Traditional Chapter 11
Although the use of a Chapter 11 Pre-pack is an extremely powerful tool, a pre-packaged Chapter 11 case is not always feasible because of the issues that led to the company commencing the Chapter 11 case; for instance, industry issues (such as the travel and hospitality industries, which were more heavily affected by the covid-19 pandemic than others), operational efficiencies (legacy liabilities, including employee and pension obligations) or the need to obtain additional working capital through the use of DIP financing. Although it is less common to see a Latin American company use a traditional Chapter 11 case, the Grupo Aeroméxico, Avianca and LATAM Airlines cases have demonstrated that Latin American companies can resort to a traditional Chapter 11 case and still navigate the challenges that come with a Latin American company remaining in Chapter 11 for an extended period.

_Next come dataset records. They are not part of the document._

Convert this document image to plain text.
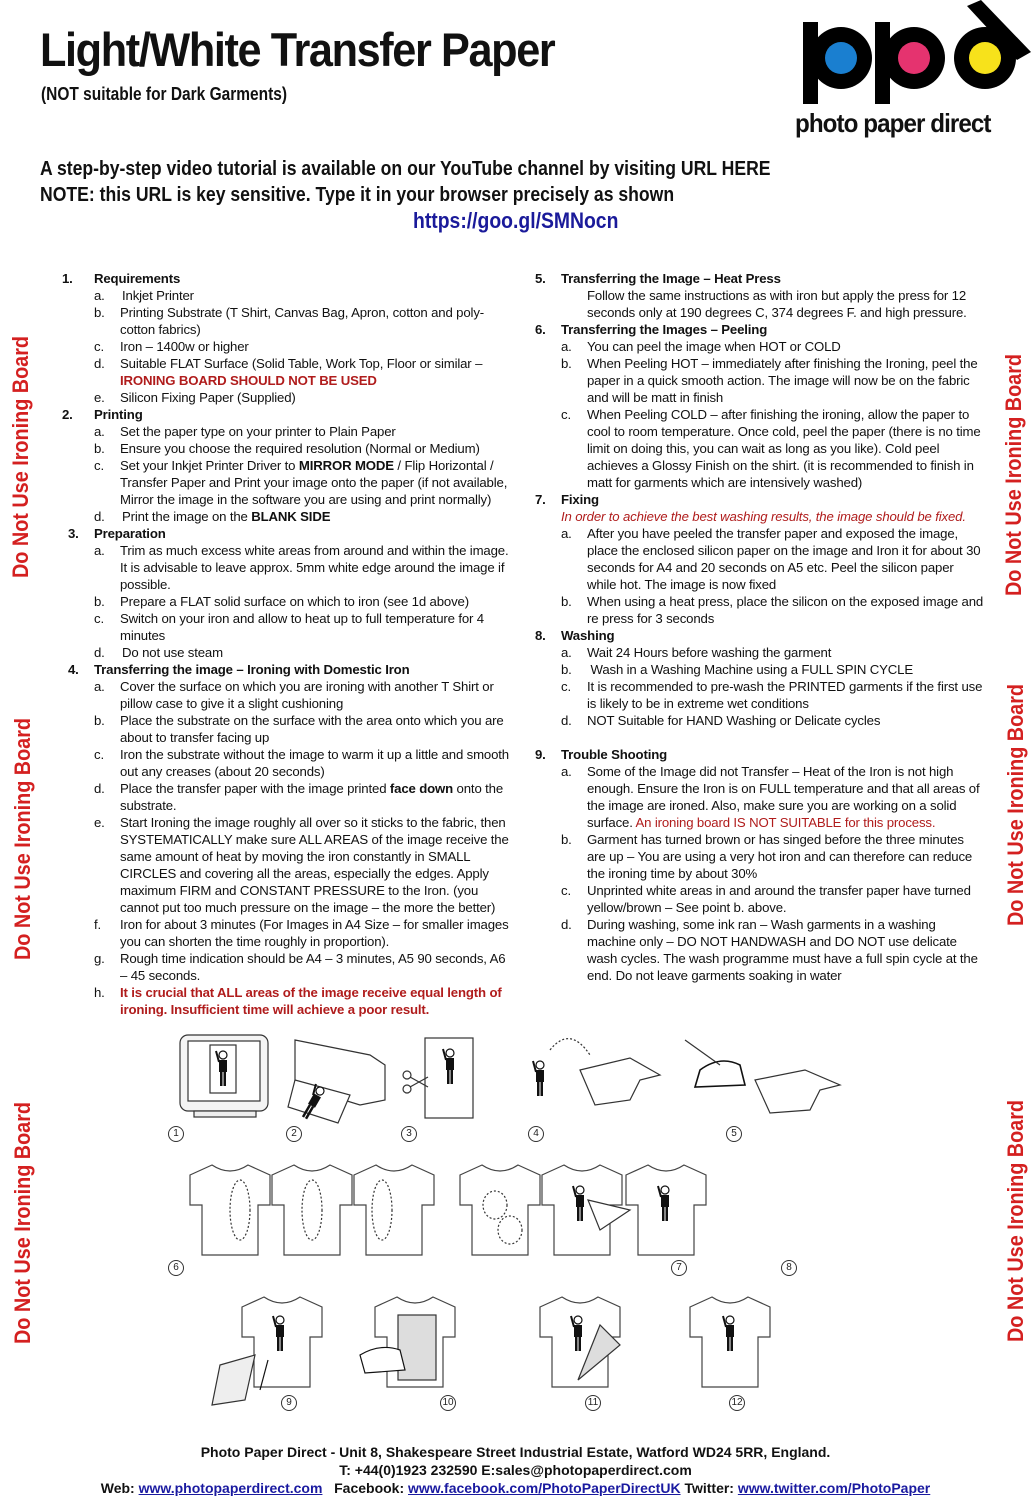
Light/White Transfer Paper
(NOT suitable for Dark Garments)
photo paper direct
A step-by-step video tutorial is available on our YouTube channel by visiting URL HERE
NOTE: this URL is key sensitive. Type it in your browser precisely as shown
https://goo.gl/SMNocn
Do Not Use Ironing Board
Do Not Use Ironing Board
Do Not Use Ironing Board
Do Not Use Ironing Board
Do Not Use Ironing Board
Do Not Use Ironing Board
1. Requirements
a. Inkjet Printer
b. Printing Substrate (T Shirt, Canvas Bag, Apron, cotton and poly-cotton fabrics)
c. Iron – 1400w or higher
d. Suitable FLAT Surface (Solid Table, Work Top, Floor or similar –
IRONING BOARD SHOULD NOT BE USED
e. Silicon Fixing Paper (Supplied)
2. Printing
a. Set the paper type on your printer to Plain Paper
b. Ensure you choose the required resolution (Normal or Medium)
c. Set your Inkjet Printer Driver to MIRROR MODE / Flip Horizontal / Transfer Paper and Print your image onto the paper (if not available, Mirror the image in the software you are using and print normally)
d. Print the image on the BLANK SIDE
3. Preparation
a. Trim as much excess white areas from around and within the image. It is advisable to leave approx. 5mm white edge around the image if possible.
b. Prepare a FLAT solid surface on which to iron (see 1d above)
c. Switch on your iron and allow to heat up to full temperature for 4 minutes
d. Do not use steam
4. Transferring the image – Ironing with Domestic Iron
a. Cover the surface on which you are ironing with another T Shirt or pillow case to give it a slight cushioning
b. Place the substrate on the surface with the area onto which you are about to transfer facing up
c. Iron the substrate without the image to warm it up a little and smooth out any creases (about 20 seconds)
d. Place the transfer paper with the image printed face down onto the substrate.
e. Start Ironing the image roughly all over so it sticks to the fabric, then SYSTEMATICALLY make sure ALL AREAS of the image receive the same amount of heat by moving the iron constantly in SMALL CIRCLES and covering all the areas, especially the edges. Apply maximum FIRM and CONSTANT PRESSURE to the Iron. (you cannot put too much pressure on the image – the more the better)
f. Iron for about 3 minutes (For Images in A4 Size – for smaller images you can shorten the time roughly in proportion).
g. Rough time indication should be A4 – 3 minutes, A5 90 seconds, A6 – 45 seconds.
h. It is crucial that ALL areas of the image receive equal length of ironing. Insufficient time will achieve a poor result.
5. Transferring the Image – Heat Press
Follow the same instructions as with iron but apply the press for 12 seconds only at 190 degrees C, 374 degrees F. and high pressure.
6. Transferring the Images – Peeling
a. You can peel the image when HOT or COLD
b. When Peeling HOT – immediately after finishing the Ironing, peel the paper in a quick smooth action. The image will now be on the fabric and will be matt in finish
c. When Peeling COLD – after finishing the ironing, allow the paper to cool to room temperature. Once cold, peel the paper (there is no time limit on doing this, you can wait as long as you like). Cold peel achieves a Glossy Finish on the shirt. (it is recommended to finish in matt for garments which are intensively washed)
7. Fixing
In order to achieve the best washing results, the image should be fixed.
a. After you have peeled the transfer paper and exposed the image, place the enclosed silicon paper on the image and Iron it for about 30 seconds for A4 and 20 seconds on A5 etc. Peel the silicon paper while hot. The image is now fixed
b. When using a heat press, place the silicon on the exposed image and re press for 3 seconds
8. Washing
a. Wait 24 Hours before washing the garment
b. Wash in a Washing Machine using a FULL SPIN CYCLE
c. It is recommended to pre-wash the PRINTED garments if the first use is likely to be in extreme wet conditions
d. NOT Suitable for HAND Washing or Delicate cycles
9. Trouble Shooting
a. Some of the Image did not Transfer – Heat of the Iron is not high enough. Ensure the Iron is on FULL temperature and that all areas of the image are ironed. Also, make sure you are working on a solid surface. An ironing board IS NOT SUITABLE for this process.
b. Garment has turned brown or has singed before the three minutes are up – You are using a very hot iron and can therefore can reduce the ironing time by about 30%
c. Unprinted white areas in and around the transfer paper have turned yellow/brown – See point b. above.
d. During washing, some ink ran – Wash garments in a washing machine only – DO NOT HANDWASH and DO NOT use delicate wash cycles. The wash programme must have a full spin cycle at the end. Do not leave garments soaking in water
1	2	3	4	5
6	7	8
9	10	11	12
Photo Paper Direct - Unit 8, Shakespeare Street Industrial Estate, Watford WD24 5RR, England.
T: +44(0)1923 232590 E:sales@photopaperdirect.com
Web: www.photopaperdirect.com   Facebook: www.facebook.com/PhotoPaperDirectUK Twitter: www.twitter.com/PhotoPaper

For the aforementioned airlines, a traditional Chapter 11 case was necessary because each of them was in desperate need of DIP financing to have the working capital necessary to withstand the prolonged effects of the covid-19 virus and related safety measures on passenger flights, including business travel. Additionally, a fully established Chapter 11 case also provided each airline with the opportunity to address certain operational restructuring initiatives, such as addressing labour and fleet reduction costs, especially given an expected decrease in the number of passenger flights for a protracted period.
 Pedro A Jimenez and Joy K Gallup are partners at Paul Hastings LLP.
 In re McTague, 198 B.R. 428, 432 (Bankr. W.D.N.Y. 1996) (property requirement is met with showing of even a ‘dollar, a dime or a peppercorn’ located in the United States); In re Cenargo Int’l, PLC, 294 B.R. 571, 603 (Bankr. S.D.N.Y. 2002) (bank accounts, clearing accounts and stocks constitute property); In re Glob. Ocean Carriers Ltd, 251 B.R. 31, 39 (Bankr. D. Del. 2000) (retainers paid to US lawyers constitute property in the United States).
 An alternative to a traditional Chapter 11 Pre-pack, in which the company is unable to solicit votes on the plan of reorganisation in advance of commencing the Chapter 11 case, is what is referred to as a ‘Prenegotiated Chapter 11 Case’, in which the company has negotiated the terms of the plan of reorganisation and creditors have agreed to support a plan, with the terms of that plan and the creditors’ contractual obligation of support recorded in a plan support agreement or restructuring support agreement.